5.2.2. Performance Comparison (RQ4)
In this subsection, we will compare NMetricF performance with baselines on item ranking task.
Table 4 summarizes the results of all methods. We adopt Presicion@K and Recall@K to evaluate our experimental ranking prediction results. In
Table 4, the larger the P@K or R@K value, the better the performance of the model. The best performance on each dataset is highlighted in bold, and the second-best one is highlighted with an underline. The improvement is calculated as follows. For example, our method achieves a maximum P@K value of 0.486, while the maximum P@K value in the baseline method is 0.452, which is the second-best performance. Thus, the performance improvement rate of our method is calculated as follows: (0.486 − 0.452)/0.452 × 100%, representing the rate of improvement of the best performance compared to the second-best performance. From
Table 4 we can draw the following conclusions:
NMetricF is the best one among all methods. Specifically, on FilmTrust dataset, compared with the suboptimal method, the performance of NMetricF is improved by 6.6%, 8.1%, 3.4% and 2.1%, respectively, in four different evaluation indicators: p@5, P@10, R@5 and R@10. On the EachMovie dataset, NMetricF outperforms the second method with 1.7%, 3.8%, 3.0%, 4.1%, respectively, in four different evaluation indicators: p@5, P@10, R@5 and R@10. These prove that NMetricF is still superior to baseline methods on the ranking recommendation task.
Euclidean distance-based models (e.g., NMetricF) outperform dot-product-based ones (e.g., NeuMF), demonstrating that distance interaction is better than dot-product interaction for measuring and characterizing the relationship between the user profile and item profile in the field of the recommender system.
6. Summary and Prospect
Combining metric factorization and deep learning techniques, we propose the neural metric factorization (NMetricF) method. This method first converts the user–item rating matrix into a distance matrix and then fits the distance matrix using the metric interaction of the neural network. Extensive experiments on six datasets demonstrate that NMetricF greatly outperforms previous baseline methods for both rating prediction and item ranking tasks.

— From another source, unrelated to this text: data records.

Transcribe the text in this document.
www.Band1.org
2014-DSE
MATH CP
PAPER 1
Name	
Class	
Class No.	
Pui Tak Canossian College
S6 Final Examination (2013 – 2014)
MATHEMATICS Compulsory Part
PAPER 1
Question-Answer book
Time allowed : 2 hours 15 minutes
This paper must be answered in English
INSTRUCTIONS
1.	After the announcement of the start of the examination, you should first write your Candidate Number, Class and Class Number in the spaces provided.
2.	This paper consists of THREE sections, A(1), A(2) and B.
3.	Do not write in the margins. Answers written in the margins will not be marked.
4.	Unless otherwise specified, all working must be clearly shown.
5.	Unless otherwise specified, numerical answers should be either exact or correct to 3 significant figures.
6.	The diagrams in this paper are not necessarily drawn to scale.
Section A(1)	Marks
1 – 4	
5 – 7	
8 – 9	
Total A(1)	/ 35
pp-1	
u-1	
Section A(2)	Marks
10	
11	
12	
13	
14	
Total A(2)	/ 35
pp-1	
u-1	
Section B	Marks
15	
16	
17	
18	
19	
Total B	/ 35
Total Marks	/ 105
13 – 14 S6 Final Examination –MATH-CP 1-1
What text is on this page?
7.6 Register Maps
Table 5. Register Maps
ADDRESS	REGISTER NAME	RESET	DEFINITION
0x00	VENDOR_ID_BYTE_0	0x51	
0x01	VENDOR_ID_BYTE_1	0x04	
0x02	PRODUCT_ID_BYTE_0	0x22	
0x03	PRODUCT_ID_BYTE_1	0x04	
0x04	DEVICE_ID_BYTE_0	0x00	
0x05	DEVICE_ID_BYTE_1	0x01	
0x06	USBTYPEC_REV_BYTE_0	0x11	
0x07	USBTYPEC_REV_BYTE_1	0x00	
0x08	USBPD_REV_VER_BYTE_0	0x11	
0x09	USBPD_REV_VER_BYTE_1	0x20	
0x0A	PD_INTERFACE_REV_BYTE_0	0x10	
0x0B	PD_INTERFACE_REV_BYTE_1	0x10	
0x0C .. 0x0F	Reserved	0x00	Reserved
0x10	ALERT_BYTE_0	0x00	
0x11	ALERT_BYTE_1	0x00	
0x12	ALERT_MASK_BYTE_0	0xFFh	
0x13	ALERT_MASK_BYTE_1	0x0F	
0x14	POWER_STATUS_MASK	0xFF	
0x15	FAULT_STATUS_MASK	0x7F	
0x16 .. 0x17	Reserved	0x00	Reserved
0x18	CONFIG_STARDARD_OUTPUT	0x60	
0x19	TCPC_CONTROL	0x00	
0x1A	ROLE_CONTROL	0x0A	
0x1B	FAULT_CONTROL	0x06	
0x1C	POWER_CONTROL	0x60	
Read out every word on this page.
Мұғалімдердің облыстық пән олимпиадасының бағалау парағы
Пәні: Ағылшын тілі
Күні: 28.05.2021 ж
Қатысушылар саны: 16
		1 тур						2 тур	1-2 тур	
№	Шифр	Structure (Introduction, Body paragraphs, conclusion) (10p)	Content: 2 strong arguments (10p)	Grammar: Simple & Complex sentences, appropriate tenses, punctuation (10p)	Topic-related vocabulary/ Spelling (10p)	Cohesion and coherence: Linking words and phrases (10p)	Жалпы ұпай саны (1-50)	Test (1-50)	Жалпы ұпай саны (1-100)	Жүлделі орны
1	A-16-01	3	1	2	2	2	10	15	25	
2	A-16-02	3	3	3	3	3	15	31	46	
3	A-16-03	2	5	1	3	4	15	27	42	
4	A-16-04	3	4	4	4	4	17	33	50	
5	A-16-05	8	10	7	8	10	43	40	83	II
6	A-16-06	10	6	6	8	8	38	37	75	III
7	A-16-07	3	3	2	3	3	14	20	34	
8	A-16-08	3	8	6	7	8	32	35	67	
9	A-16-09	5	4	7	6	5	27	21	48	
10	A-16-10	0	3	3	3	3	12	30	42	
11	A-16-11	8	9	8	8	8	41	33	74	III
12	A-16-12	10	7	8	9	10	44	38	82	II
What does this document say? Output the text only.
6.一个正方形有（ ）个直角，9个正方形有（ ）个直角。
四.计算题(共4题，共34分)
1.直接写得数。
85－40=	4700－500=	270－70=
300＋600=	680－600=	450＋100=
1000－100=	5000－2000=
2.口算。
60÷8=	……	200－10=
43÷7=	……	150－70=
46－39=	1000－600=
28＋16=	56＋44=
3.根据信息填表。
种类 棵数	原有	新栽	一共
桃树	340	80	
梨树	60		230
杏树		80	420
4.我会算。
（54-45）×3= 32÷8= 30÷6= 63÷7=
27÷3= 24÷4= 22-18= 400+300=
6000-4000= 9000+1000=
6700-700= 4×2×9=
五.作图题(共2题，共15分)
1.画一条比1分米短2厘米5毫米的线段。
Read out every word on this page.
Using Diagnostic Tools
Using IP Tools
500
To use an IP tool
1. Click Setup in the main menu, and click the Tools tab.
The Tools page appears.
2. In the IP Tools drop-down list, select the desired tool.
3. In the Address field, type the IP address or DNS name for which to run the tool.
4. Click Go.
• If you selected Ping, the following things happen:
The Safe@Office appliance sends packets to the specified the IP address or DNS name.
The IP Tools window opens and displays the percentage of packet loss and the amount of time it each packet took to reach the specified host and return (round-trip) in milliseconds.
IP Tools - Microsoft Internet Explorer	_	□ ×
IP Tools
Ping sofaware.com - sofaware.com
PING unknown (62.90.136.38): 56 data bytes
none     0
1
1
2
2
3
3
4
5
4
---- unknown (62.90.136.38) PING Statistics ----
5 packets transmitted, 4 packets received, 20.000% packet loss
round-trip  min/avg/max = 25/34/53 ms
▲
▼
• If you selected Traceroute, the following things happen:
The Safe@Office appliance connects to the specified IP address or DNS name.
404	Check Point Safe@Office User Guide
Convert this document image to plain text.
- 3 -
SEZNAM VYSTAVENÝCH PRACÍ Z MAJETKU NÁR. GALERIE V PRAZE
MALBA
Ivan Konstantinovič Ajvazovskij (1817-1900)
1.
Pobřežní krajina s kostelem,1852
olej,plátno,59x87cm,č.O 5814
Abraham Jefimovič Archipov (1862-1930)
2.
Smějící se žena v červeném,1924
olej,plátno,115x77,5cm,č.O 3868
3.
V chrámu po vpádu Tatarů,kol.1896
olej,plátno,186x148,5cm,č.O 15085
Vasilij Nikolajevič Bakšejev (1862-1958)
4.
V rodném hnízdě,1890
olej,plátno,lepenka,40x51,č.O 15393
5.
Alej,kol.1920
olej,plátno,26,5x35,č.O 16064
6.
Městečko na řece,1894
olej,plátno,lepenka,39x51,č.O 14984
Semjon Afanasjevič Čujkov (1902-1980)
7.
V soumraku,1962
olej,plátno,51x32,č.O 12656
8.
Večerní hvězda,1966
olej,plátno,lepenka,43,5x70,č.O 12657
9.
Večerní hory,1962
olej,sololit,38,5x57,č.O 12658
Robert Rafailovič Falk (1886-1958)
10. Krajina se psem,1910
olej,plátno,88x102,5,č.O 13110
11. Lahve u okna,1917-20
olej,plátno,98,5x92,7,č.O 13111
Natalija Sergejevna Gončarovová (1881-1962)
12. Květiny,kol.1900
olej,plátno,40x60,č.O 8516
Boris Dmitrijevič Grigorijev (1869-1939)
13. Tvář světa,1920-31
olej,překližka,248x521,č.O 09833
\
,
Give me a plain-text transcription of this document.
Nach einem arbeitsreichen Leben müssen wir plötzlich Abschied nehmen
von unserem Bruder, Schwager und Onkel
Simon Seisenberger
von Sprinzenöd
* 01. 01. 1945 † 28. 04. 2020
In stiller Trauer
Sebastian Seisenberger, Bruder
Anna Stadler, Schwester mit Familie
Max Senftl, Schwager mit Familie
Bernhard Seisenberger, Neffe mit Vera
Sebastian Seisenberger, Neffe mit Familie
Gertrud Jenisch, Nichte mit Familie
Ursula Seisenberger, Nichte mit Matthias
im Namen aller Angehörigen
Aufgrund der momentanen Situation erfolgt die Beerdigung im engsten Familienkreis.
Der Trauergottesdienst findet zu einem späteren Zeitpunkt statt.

NMetricF explores the role of Euclidean distance in recommendations. Experiments show that Euclidean distance interaction can eliminate the incompatibility of triangular inequalities caused by matrix factorization. In addition, large amounts of other structural or auxiliary information indeed exist in real-world scenarios, such as social networks, item contexts or review information. We can add this information to our proposed framework to help with recommendations.
In the following work, we intend to use the neural metric factorization model for a number of related areas in medical research [
17,
18,
19,
20,
21,
22,
23], and we believe that this model may be useful for applications such as disease prediction.